In 2011, catalan artist Maxime Berthou “performed” a successful cloud bursting gesture by launching 15 kilograms of silver iodine in the skies.  

The project was called “Paparuda”, the name of a Eastern European pagan rain ritual.  The consequences of this type of geo-engineering art project have rippled through time and brought us to an epoch where the rise of crypto “primitives” (coins, NFTs, DAOs) and their integration into more and more aspects of our lives have led us to understand as a parallel economy with real world consequences.  

What if this parallel economy could be leveraged to push the development of large scale art projects, fund grants and interventions for those under hydric stress, and fuel a community that can act towards these goals whilst simultaneously finding economic benefits?  This is the question that the new iteration of Paparuda answers, by creating a project that lives somewhere between art, finance, philanthropy, impact funding, sustainability action and the power of human coordination.  

In practice, Paparuda focuses on clouds as the stateless citizens of our skies and yet both critical parts of our water management needs and geo-political actors of increasing importance.  

Cloud NFTs that will finance the operations of a DAO that provides grands to a variety of projects in between art and sustainability, and by backing both the DAO and the NFTs with a token poetically pegged to the amount of drinkable water in our skies, we are putting forth a circular “arteconomy”.






Circularity



Paparuda is built on three core elements, each one functioning within its own set of rules, yet feeding each other to grow and flourish.
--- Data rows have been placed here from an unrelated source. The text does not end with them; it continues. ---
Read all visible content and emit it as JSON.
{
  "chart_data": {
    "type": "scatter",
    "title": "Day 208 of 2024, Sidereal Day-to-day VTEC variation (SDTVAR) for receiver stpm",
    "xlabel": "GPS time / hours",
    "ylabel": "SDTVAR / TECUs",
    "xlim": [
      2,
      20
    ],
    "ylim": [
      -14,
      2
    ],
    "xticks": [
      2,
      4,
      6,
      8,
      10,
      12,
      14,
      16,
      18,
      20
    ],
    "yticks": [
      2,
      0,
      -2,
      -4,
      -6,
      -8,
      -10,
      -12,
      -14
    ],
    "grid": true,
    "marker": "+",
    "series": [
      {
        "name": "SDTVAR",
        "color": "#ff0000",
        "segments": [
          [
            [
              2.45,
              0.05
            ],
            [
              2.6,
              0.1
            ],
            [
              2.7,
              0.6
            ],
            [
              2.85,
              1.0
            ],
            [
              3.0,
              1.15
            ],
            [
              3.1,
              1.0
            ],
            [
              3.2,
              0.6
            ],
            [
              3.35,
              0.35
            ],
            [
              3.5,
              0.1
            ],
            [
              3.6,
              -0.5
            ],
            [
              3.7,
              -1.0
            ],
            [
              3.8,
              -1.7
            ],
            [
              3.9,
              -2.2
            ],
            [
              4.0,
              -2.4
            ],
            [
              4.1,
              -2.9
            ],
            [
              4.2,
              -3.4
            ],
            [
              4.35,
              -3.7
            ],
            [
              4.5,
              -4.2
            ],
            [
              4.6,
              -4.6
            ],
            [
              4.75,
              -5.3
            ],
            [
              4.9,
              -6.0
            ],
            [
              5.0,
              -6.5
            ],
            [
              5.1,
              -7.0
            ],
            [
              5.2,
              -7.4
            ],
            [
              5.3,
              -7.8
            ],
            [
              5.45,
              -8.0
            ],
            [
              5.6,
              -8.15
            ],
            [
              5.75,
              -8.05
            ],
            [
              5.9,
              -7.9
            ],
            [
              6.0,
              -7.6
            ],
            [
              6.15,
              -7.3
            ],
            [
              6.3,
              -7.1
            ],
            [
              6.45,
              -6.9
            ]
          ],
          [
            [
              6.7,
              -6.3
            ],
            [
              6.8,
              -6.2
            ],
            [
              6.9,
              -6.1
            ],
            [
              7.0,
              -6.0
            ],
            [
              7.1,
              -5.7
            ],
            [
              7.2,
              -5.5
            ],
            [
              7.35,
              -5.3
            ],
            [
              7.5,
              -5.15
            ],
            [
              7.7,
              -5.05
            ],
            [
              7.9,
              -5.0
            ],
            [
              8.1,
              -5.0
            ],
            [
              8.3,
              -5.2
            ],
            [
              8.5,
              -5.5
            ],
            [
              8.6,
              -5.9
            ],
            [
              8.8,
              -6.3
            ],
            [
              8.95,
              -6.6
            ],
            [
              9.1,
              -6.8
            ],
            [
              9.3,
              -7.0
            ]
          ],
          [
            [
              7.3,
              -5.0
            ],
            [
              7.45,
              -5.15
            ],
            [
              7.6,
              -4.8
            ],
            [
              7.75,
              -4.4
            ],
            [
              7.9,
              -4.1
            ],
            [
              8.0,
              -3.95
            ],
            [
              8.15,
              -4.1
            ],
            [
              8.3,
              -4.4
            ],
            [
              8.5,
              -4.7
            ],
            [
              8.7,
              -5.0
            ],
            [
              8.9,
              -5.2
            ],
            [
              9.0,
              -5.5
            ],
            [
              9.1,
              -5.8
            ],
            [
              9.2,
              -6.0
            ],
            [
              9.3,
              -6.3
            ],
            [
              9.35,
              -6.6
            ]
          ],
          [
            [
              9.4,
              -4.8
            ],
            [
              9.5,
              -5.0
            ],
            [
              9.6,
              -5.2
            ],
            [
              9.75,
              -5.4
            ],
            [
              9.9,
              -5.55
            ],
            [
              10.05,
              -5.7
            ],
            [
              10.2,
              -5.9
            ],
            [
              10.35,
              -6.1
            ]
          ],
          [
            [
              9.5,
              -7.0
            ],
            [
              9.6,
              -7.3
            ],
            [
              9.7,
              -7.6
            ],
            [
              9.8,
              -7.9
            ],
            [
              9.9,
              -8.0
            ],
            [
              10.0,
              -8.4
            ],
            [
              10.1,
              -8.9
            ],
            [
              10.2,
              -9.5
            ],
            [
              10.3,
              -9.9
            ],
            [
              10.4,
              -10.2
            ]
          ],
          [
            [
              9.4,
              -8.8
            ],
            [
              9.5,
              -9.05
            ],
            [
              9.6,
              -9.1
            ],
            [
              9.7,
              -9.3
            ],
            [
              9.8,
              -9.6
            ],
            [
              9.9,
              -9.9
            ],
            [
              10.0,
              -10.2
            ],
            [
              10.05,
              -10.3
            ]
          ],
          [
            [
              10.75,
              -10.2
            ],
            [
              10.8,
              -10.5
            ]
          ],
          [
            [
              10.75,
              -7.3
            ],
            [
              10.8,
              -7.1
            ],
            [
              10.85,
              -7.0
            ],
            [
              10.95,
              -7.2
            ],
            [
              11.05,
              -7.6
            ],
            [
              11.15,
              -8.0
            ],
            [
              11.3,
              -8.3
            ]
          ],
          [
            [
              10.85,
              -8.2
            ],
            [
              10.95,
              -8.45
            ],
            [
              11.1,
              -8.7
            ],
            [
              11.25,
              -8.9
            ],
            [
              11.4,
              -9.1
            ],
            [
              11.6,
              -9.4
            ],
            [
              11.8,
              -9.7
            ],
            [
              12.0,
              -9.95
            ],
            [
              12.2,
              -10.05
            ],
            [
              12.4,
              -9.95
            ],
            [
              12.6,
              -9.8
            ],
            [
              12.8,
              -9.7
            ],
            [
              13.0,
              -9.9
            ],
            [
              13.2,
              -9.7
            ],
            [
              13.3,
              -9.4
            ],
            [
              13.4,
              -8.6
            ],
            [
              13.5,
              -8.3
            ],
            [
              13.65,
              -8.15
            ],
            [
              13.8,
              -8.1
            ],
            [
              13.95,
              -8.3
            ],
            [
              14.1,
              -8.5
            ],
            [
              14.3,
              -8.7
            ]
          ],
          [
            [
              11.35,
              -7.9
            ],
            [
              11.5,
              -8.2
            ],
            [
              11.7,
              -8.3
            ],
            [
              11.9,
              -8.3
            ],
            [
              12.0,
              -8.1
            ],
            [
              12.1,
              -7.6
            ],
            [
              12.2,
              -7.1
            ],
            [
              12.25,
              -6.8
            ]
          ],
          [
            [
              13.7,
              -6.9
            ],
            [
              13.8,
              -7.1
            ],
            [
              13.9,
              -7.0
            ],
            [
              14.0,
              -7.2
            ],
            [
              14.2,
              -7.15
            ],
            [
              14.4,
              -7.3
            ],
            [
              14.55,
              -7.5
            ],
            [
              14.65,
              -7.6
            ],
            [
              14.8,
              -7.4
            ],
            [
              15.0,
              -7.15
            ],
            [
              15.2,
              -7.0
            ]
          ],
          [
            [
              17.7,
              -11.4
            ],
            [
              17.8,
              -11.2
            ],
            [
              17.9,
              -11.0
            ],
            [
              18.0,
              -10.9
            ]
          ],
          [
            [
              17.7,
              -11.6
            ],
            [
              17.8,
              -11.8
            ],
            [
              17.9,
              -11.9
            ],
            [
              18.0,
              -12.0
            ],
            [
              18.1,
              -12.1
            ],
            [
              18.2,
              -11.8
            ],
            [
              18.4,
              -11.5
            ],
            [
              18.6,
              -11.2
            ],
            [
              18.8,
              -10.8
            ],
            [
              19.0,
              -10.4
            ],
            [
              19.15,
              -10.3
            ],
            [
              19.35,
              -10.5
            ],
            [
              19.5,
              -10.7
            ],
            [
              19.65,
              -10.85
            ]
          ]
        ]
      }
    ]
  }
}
Clouds NFTs, generated every day from real world cloud data, are sold on auction.  
Each cloud acts as a key to a DAO, where proposals are submitted and acted upon on a monthly basis. Each NFT is worth its “weight in water”, and this hydric volume is represented by the RAIN Token, a fungible token with a limited supply.



 
« If climate change is the shark, then water is the teeth » James P. Bruce

Water has always been a somewhat « public » ressource. Just like air, it has not become a privatized entity, by and large. Water is also a complex « hyper object » (to borrow Timothy Morton’s idiom), that can take many forms beyond its actual material states. For example it would be hard to compare a river in New Zealand with legal rights to territorial sea waters to public utility water coming out of a faucet to the mountain spring ending in a stream running through private and public land. In other words, water exists on many planes, legal, geo-political, economical, practical, religious, poetic and more.

The Paparuda project places itself squarely at the intersection of all these incarnations of water, but if anything it places itself in closest proximity to water as a means of survival, a critical ressource for humanity, and, in our current capitalocene, as a commodity. As an art project that is by definition socially engaged, Paparuda is able to translate issues between spheres, making economic issues poetic, and social justice issues economical. It is an art project is the broad sense of the term, an engagement with our time, its most critical issues, in ways that elevate the discourse beyond parties, vested interests and cronyism.